Currencies As The Trading Tool
If you have heard anything at all about the FX market, it’s probably that it is the largest financial market in the world, at least re daily trading volumes. To be sure, the forex market is unique in numerous respects. The volumes are, indeed, massive, which means that liquidity is ever present. It also operates fulltime six days each week, giving traders access to the market any time they need it.
Few trading limitations exist – no daily trading limits up or down, no restrictions on position sizes, and no requirements on selling a currency pair short.
Selling a currency pair short means you are expecting the price to decline.
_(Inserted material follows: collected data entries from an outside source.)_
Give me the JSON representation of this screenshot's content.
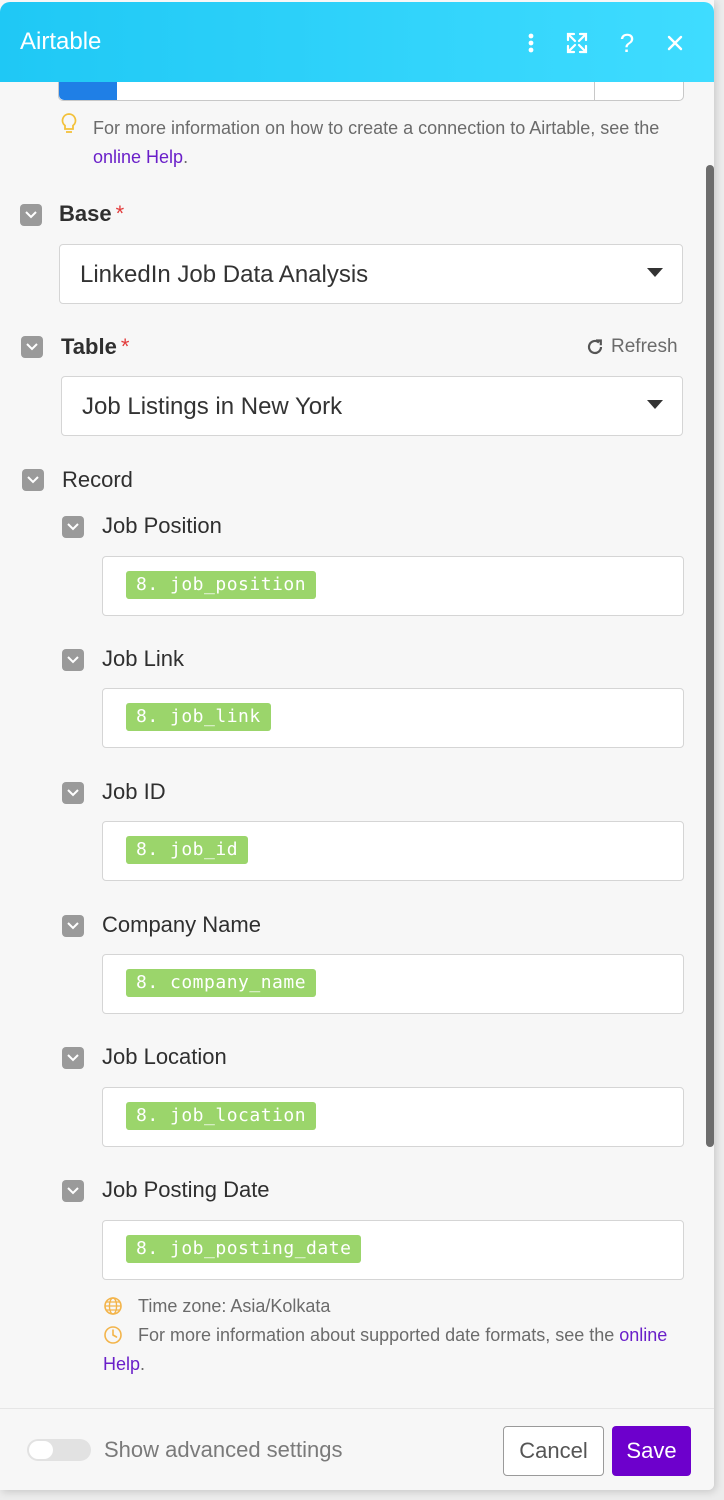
{
  "header": {
    "title": "Airtable"
  },
  "connection": {
    "hint_text": "For more information on how to create a connection to Airtable, see the ",
    "hint_link": "online Help",
    "hint_end": "."
  },
  "base": {
    "label": "Base",
    "required_mark": "*",
    "value": "LinkedIn Job Data Analysis"
  },
  "table": {
    "label": "Table",
    "required_mark": "*",
    "value": "Job Listings in New York",
    "refresh_label": "Refresh"
  },
  "record": {
    "label": "Record",
    "fields": [
      {
        "label": "Job Position",
        "pill": "8. job_position"
      },
      {
        "label": "Job Link",
        "pill": "8. job_link"
      },
      {
        "label": "Job ID",
        "pill": "8. job_id"
      },
      {
        "label": "Company Name",
        "pill": "8. company_name"
      },
      {
        "label": "Job Location",
        "pill": "8. job_location"
      },
      {
        "label": "Job Posting Date",
        "pill": "8. job_posting_date"
      }
    ],
    "timezone_hint": "Time zone: Asia/Kolkata",
    "date_hint": "For more information about supported date formats, see the ",
    "date_hint_link": "online Help",
    "date_hint_end": "."
  },
  "footer": {
    "advanced_label": "Show advanced settings",
    "advanced_on": false,
    "cancel_label": "Cancel",
    "save_label": "Save"
  },
  "colors": {
    "header": "#1fc8f5",
    "save": "#6d00cc",
    "pill": "#9bd56b",
    "link": "#6a1fc9",
    "required": "#e23b3b"
  }
}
Due to the way currencies are quoted and because currency rates move up and back down all the time, going short is as common as being long.
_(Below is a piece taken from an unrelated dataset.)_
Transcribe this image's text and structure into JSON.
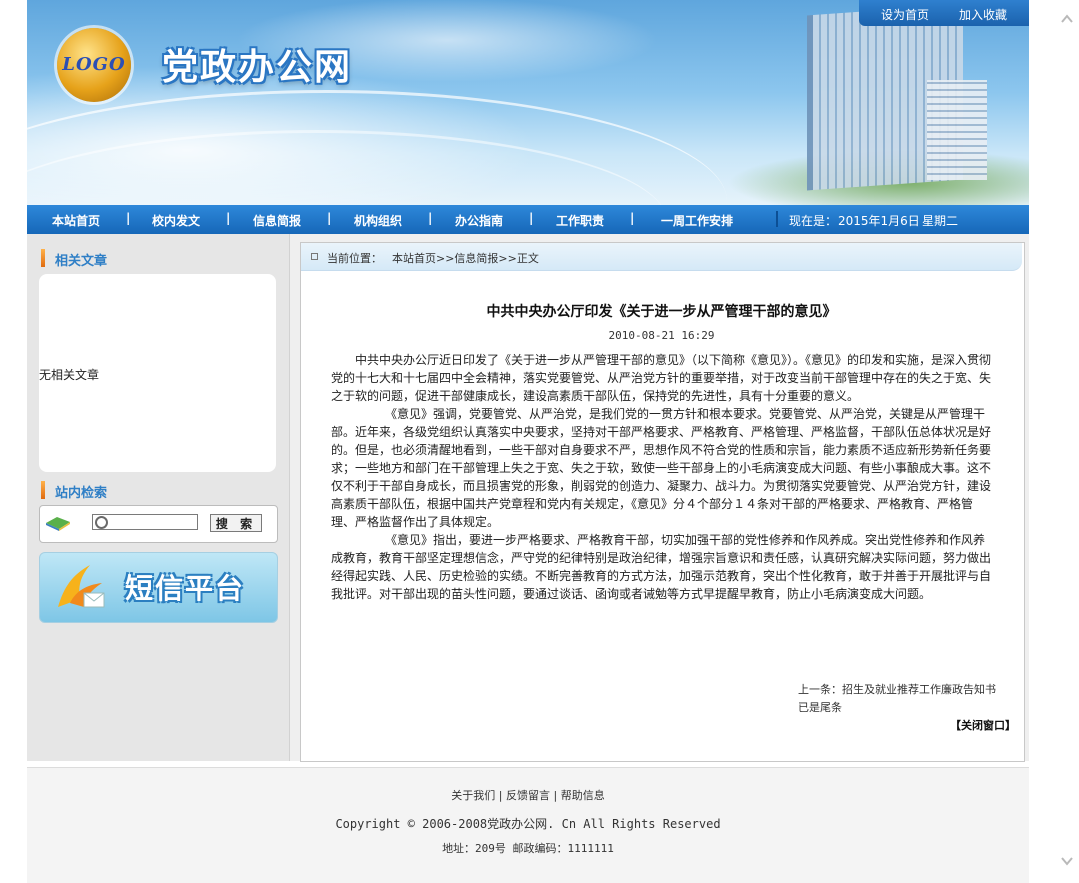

The majority of the action occurs in the major currency pairs, which pit the U.S. Dollar (USD) against the currencies of the Eurozone (the European countries that have adopted the Euro dollar as their currency), Japan, Great Britain, and Switzerland. There’s also plenty of trading opportunities in the minor pairs, which see the U.S. Dollar traded against the Canadian, Australian, and New Zealand bucks. On top of that, there’s cross-currency trading, which without delay pits 2 non-USD currencies against each other, eg the Swiss franc against the Japanese yen. Altogether, there are anywhere from 15 to 20 different currency pairs, depending on which forex brokerage you deal with.
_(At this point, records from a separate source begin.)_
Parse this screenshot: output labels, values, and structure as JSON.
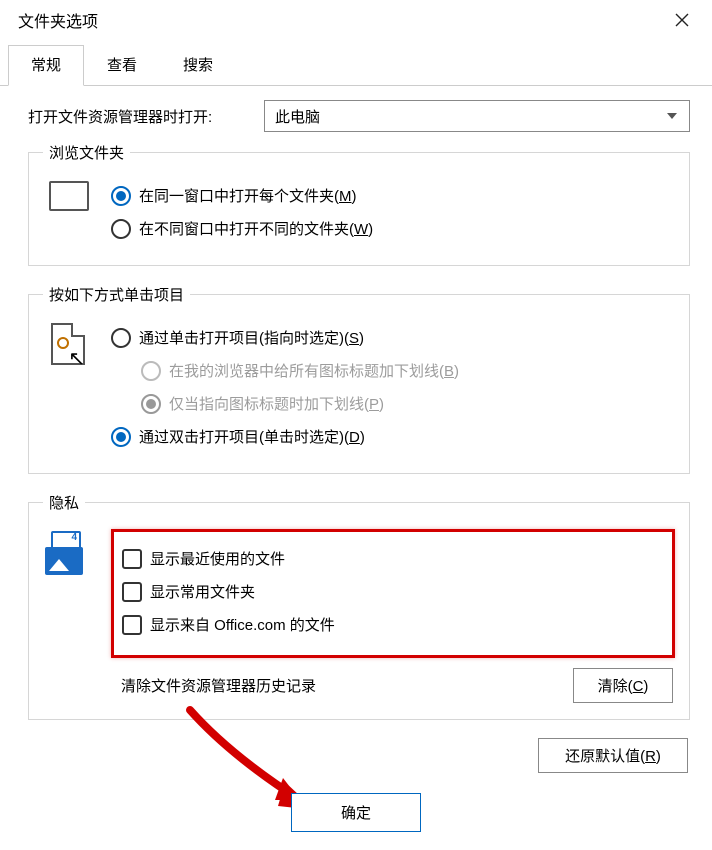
{
  "window": {
    "title": "文件夹选项"
  },
  "tabs": {
    "general": "常规",
    "view": "查看",
    "search": "搜索"
  },
  "open_explorer": {
    "label": "打开文件资源管理器时打开:",
    "value": "此电脑"
  },
  "browse": {
    "legend": "浏览文件夹",
    "same_window": "在同一窗口中打开每个文件夹(",
    "same_window_k": "M",
    "diff_window": "在不同窗口中打开不同的文件夹(",
    "diff_window_k": "W"
  },
  "click": {
    "legend": "按如下方式单击项目",
    "single": "通过单击打开项目(指向时选定)(",
    "single_k": "S",
    "sub1": "在我的浏览器中给所有图标标题加下划线(",
    "sub1_k": "B",
    "sub2": "仅当指向图标标题时加下划线(",
    "sub2_k": "P",
    "double": "通过双击打开项目(单击时选定)(",
    "double_k": "D"
  },
  "privacy": {
    "legend": "隐私",
    "recent": "显示最近使用的文件",
    "frequent": "显示常用文件夹",
    "office": "显示来自 Office.com 的文件",
    "clear_label": "清除文件资源管理器历史记录",
    "clear_btn": "清除(",
    "clear_k": "C"
  },
  "restore": {
    "label": "还原默认值(",
    "key": "R"
  },
  "ok_btn": "确定",
  "paren_close": ")"
}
Most individual traders trade currencies thru the Web thru an agent. Online FOREX trading is typically done on a margin basis, which allows individual traders to trade in larger amounts by building on the amount of margin on deposit.
The leverage, or margin trading ratios, can be really high, sometimes as much as 200:1 or greater, meaning a margin deposit of $1,000 could control a position size of $200,000. But trading on margin carries its own rules and requirements and is the background against which all of your trading will happen. Leverage is a two-edged sabre, intensifying gains and losses equally, which makes risk administration the key to any successful trading system.
Before you ever begin trading, in any market, check you are only risking money that you can stand to lose, what’s commonly called risk capital. Risk management is the key to any satisfactory trading plan. Without a risk-aware strategy, margin trading can be a very short-lived endeavour. With a correct risk plan in place , you stand a much better chance of surviving losing trades and making winning ones.
Felix Richman is an FX trader and columnist on subjects like forex robots, plus well-liked FX software programs like FAP Turbo.
Filed under Currency Trading by on Feb 1st, 2012.